A partire dal 2019 e fino al 2022, il rapporto tra spesa pensionistica e PIL torna ad aumentare con un picco pari al 16,9 per cento del PIL nel 2020, per poi ripiegare su un livello pari al 15,1 per cento nel 2022. La spesa in rapporto al PIL cresce significativamente a causa della forte contrazione dei livelli di prodotto dovuti agli effetti della fase iniziale e più acuta dell’emergenza sanitaria (2020), recuperati nel biennio 2021-202213. L’andamento è condizionato, inoltre, dall’applicazione delle misure in ambito previdenziale contenute nel D.L 4/2019 convertito dalla L. 26/2019 (e successive proroghe), le quali, favorendo il pensionamento anticipato, determinano un sostanziale incremento del numero di pensioni in rapporto al numero di occupati.

Nel biennio 2023-2024, tenuto anche conto dell’elevato livello dell’indicizzazione (imputabile al significativo incremento del tasso di inflazione registrato a partire dalla fine del 2021 fino al 2023), la spesa in rapporto al PIL aumenta portandosi, alla fine del biennio, al 15,6 per cento, livello che verrà sostanzialmente mantenuto fino al 2028.

Di seguito, il rapporto spesa/PIL – secondo la RGS – aumenterà  velocemente fino a raggiungere il picco relativo del 17 per cento nel 2040. Nella parte centrale del periodo di previsione, si assiste all’incremento del rapporto fra numero di pensioni e numero di occupati indotto dalla transizione demografica, solo in parte compensato dall’innalzamento dei requisiti minimi di accesso al pensionamento. Tale incremento sopravanza l’effetto di contenimento degli importi pensionistici esercitato dalla graduale applicazione del sistema di calcolo contributivo sull’intera vita lavorativa.

Dopo un triennio di sostanziale stabilità, a partire dal 2044 il rapporto tra spesa pensionistica e PIL diminuisce prima gradualmente e poi rapidamente portandosi al 16,0 per cento nel 2050 e al 13,9 per cento nel 2070. La rapida riduzione del rapporto fra spesa pensionistica e PIL è determinata dall’applicazione generalizzata del calcolo contributivo che si accompagna alla stabilizzazione, e successiva inversione di tendenza, del rapporto fra numero di pensioni e numero di occupati. Tale andamento si spiega, da un lato, con la progressiva uscita delle generazioni del baby boom e, dall’altro, con l’entrata a pieno regime del sistema contributivo e con l’operare dei meccanismi di stabilizzazione previsti dal sistema pensionistico italiano, espressamente disegnati per garantire la sostenibilità finanziaria del sistema e l’adeguatezza delle prestazioni, i quali prevedono l’adeguamento automatico dei requisiti minimi di pensionamento e dei coefficienti di trasformazione in funzione della speranza di vita.
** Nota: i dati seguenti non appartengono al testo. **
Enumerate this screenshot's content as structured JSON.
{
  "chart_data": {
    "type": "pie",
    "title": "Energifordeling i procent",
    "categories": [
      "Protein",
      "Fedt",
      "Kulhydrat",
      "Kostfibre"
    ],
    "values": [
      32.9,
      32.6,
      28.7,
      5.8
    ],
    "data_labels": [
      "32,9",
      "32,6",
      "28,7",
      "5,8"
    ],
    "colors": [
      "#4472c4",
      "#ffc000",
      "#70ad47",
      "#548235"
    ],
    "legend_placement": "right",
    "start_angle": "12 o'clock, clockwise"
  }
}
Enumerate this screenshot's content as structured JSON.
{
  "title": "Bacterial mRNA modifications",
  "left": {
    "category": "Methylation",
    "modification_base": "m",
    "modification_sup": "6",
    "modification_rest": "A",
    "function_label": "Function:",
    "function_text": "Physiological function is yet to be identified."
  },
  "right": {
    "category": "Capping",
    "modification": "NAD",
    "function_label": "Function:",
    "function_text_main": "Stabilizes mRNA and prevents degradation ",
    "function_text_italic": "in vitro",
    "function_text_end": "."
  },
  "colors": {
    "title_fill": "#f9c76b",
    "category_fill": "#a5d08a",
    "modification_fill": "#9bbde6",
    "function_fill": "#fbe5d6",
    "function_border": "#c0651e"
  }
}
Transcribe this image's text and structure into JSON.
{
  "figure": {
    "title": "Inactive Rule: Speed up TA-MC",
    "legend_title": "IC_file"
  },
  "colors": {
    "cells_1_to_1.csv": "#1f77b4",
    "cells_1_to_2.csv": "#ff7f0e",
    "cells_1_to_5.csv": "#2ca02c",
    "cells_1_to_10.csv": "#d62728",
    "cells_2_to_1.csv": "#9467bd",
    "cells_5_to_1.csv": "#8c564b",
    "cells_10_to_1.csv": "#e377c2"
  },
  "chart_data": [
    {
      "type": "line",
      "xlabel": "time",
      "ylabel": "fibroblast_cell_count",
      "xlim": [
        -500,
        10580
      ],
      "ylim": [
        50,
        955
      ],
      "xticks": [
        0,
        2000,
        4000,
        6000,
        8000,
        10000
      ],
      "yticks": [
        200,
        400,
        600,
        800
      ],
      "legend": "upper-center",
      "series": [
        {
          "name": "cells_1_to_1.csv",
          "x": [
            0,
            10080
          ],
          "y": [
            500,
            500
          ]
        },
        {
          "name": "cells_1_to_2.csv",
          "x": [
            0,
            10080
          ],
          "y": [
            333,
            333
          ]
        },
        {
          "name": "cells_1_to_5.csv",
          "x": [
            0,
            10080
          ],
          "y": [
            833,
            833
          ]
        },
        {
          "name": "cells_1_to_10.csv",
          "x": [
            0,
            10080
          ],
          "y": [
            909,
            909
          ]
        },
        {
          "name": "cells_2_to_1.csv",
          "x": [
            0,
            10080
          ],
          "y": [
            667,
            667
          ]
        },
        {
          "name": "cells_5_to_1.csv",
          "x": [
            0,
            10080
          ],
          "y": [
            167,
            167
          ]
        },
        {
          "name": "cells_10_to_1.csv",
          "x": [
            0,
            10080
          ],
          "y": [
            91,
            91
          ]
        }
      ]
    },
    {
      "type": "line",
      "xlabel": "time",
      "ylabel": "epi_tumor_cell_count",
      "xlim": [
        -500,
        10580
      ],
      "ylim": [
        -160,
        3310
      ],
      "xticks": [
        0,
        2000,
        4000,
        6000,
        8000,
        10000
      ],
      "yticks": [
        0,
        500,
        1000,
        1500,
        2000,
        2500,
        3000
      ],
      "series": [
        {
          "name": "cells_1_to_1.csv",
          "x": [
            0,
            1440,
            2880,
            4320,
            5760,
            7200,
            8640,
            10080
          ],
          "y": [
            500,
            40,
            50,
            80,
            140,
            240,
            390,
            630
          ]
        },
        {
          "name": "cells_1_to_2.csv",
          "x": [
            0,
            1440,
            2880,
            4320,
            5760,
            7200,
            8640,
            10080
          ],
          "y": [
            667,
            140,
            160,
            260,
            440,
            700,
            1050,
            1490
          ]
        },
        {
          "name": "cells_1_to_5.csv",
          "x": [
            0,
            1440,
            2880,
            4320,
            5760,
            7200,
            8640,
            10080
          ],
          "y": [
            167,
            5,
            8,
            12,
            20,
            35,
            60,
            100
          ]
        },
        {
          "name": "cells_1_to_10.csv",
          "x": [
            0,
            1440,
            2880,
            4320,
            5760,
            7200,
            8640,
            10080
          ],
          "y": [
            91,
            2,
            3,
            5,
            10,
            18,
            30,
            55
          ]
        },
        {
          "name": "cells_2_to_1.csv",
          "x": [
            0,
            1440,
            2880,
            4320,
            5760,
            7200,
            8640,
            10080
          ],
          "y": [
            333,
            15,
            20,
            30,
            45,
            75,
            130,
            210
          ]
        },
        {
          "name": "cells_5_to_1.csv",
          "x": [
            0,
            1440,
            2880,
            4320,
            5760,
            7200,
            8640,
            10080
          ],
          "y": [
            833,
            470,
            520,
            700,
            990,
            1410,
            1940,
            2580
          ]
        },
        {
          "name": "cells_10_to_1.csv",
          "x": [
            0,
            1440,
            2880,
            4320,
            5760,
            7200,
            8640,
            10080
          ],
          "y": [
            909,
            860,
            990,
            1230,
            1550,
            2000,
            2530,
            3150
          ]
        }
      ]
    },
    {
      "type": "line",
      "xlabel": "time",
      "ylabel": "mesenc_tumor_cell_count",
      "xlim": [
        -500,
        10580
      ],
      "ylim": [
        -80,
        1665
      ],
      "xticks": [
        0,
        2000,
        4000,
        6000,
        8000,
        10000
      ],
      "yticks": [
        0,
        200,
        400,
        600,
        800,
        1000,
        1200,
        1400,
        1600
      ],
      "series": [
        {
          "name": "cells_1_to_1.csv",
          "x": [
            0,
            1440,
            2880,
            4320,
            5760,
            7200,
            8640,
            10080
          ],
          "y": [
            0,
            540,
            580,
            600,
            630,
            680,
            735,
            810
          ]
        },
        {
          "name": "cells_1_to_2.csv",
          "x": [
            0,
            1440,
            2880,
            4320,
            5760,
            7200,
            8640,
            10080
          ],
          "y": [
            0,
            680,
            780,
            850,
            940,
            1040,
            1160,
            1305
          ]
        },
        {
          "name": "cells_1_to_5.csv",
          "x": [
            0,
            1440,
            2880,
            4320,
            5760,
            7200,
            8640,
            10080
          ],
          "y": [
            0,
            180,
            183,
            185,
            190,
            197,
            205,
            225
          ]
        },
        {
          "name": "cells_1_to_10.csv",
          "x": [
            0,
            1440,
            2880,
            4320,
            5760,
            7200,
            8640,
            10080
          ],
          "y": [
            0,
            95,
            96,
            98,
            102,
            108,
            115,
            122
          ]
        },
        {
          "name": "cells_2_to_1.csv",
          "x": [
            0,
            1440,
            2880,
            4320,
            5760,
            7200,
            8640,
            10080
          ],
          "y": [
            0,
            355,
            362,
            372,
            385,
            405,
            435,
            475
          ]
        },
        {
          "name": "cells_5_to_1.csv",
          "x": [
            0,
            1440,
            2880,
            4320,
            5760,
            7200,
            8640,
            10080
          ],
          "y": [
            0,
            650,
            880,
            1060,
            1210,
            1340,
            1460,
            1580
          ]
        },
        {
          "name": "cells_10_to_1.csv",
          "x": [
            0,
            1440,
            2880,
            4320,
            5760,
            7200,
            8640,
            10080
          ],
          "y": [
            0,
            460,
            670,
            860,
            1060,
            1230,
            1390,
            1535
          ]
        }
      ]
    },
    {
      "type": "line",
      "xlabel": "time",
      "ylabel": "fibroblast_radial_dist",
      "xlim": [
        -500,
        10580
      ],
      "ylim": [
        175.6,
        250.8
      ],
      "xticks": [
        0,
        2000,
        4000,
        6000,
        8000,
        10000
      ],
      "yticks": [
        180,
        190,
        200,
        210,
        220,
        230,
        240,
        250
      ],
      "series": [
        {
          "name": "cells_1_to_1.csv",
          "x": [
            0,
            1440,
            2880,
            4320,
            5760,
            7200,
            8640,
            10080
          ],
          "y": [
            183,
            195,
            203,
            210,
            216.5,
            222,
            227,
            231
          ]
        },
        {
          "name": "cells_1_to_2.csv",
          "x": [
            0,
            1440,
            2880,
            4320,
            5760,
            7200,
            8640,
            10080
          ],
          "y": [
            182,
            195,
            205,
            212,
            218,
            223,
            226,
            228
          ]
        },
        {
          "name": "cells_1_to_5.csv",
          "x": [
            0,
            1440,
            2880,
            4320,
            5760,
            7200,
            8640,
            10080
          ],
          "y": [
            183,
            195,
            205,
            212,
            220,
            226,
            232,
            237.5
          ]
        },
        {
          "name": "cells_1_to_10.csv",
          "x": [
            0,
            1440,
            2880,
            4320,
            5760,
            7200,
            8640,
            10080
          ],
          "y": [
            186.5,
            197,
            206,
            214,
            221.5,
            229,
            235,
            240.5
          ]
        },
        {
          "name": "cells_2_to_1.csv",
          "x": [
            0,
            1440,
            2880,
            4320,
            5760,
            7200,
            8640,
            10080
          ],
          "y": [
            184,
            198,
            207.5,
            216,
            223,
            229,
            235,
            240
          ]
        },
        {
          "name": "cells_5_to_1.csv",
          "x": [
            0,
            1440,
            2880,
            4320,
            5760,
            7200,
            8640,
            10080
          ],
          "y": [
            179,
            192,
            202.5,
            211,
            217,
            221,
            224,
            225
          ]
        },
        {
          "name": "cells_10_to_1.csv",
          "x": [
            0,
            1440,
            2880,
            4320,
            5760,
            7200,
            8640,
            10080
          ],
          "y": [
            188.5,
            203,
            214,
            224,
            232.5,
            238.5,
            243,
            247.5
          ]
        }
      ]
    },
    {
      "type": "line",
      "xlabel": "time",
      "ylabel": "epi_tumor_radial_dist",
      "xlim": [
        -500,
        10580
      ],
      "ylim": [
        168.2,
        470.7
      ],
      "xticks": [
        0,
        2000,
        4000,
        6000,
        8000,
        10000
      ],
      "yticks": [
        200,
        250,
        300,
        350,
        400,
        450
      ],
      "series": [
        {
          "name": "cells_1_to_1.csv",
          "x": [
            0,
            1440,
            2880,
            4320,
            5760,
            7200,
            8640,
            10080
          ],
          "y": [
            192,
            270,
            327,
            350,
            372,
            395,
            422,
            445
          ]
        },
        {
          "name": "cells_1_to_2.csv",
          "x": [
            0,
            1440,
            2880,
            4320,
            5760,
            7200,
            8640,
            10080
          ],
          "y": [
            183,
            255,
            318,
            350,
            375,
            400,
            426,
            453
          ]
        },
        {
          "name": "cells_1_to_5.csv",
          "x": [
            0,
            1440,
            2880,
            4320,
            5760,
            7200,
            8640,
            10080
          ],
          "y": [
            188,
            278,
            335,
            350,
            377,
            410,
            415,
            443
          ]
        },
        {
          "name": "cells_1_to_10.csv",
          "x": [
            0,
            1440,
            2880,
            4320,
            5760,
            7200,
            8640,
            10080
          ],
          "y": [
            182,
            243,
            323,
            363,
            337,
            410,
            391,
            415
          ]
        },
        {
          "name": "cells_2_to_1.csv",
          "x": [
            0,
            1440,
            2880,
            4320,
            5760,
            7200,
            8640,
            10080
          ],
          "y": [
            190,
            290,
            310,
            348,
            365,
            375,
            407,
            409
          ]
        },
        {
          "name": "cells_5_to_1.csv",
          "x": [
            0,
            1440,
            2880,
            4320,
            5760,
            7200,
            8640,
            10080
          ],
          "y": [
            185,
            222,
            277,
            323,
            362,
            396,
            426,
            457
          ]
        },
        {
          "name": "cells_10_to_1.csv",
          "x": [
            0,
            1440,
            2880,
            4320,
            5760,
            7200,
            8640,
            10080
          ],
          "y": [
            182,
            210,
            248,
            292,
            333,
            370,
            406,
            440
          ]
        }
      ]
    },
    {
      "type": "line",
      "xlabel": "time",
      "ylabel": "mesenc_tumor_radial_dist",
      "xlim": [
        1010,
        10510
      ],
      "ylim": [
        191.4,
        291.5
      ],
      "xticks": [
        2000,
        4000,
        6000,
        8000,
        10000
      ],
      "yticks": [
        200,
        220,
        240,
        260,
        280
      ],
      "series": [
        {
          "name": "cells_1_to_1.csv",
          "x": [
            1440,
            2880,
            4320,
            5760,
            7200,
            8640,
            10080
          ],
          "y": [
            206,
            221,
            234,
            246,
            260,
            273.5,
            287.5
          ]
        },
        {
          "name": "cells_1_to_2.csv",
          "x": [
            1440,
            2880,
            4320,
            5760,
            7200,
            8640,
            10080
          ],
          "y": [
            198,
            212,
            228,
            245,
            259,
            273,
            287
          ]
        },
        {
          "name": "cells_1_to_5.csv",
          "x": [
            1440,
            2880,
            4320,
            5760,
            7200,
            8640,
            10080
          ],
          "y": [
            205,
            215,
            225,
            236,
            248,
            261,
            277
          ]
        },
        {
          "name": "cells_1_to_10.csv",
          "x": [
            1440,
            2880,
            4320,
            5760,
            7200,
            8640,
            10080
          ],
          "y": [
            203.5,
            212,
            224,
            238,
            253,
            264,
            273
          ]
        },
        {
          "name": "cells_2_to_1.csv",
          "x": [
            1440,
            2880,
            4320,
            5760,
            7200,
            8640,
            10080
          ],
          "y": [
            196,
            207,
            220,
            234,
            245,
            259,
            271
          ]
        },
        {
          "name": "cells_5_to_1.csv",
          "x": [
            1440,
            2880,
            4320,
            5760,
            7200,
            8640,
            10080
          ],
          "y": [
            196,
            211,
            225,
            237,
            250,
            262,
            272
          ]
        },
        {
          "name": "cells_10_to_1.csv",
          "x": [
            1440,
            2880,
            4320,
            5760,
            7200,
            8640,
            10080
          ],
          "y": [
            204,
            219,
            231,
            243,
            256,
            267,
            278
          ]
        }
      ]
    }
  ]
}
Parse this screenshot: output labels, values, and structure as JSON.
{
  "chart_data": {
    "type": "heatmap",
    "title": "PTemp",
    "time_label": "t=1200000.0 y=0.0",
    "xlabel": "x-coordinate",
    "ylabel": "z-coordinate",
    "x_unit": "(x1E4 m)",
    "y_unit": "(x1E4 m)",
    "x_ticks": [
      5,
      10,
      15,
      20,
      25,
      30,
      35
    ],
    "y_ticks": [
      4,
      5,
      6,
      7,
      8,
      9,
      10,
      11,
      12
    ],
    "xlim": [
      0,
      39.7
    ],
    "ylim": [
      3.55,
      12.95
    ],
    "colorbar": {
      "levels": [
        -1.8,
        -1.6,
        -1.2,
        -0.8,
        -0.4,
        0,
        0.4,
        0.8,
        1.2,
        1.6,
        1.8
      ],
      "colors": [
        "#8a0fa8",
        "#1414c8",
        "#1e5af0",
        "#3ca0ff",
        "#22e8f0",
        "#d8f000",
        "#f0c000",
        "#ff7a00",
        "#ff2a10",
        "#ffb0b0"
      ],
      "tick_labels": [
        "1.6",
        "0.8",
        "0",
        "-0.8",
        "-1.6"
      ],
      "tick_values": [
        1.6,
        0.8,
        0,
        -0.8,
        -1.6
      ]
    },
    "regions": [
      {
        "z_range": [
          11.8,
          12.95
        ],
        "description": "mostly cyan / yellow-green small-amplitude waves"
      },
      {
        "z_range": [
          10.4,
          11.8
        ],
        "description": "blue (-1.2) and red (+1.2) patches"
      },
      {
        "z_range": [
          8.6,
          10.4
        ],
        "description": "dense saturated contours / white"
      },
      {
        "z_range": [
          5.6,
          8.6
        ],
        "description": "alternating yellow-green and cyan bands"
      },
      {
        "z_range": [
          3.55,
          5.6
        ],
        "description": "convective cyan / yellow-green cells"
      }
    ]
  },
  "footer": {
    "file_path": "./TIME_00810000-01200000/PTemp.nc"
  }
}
Quanto agli effetti finanziari del complessivo ciclo di riforme (e controriforme) pensionistiche adottate in Italia nell’ultimo ventennio la RGS fa notare come l’insieme degli interventi di riforma approvati a partire dal 2004 abbiano generato una riduzione dell’incidenza della spesa pensionistica in rapporto al PIL pari a oltre 60 punti percentuali cumulati al 2060. Di questi, circa un terzo è dovuto agli interventi previsti con la riforma del 2011 (la cosiddetta Riforma Fornero, contenuta nell’art. 24 del D.L. 201/2011, convertito in L. 214/2011). E pensare che c’era qualcuno che la voleva abolire; ma è riuscito solo ad azzopparla, perché dall’ 1 gennaio dell’anno prossimo, le riforma del 2011 riprenderà il suo cammino per quanto riguarda la questione più importante sul piano della sostenibilità: come già ricordato l’adeguamento automatico dei requisiti minimi di pensionamento e dei coefficienti di trasformazione in funzione della speranza di vita.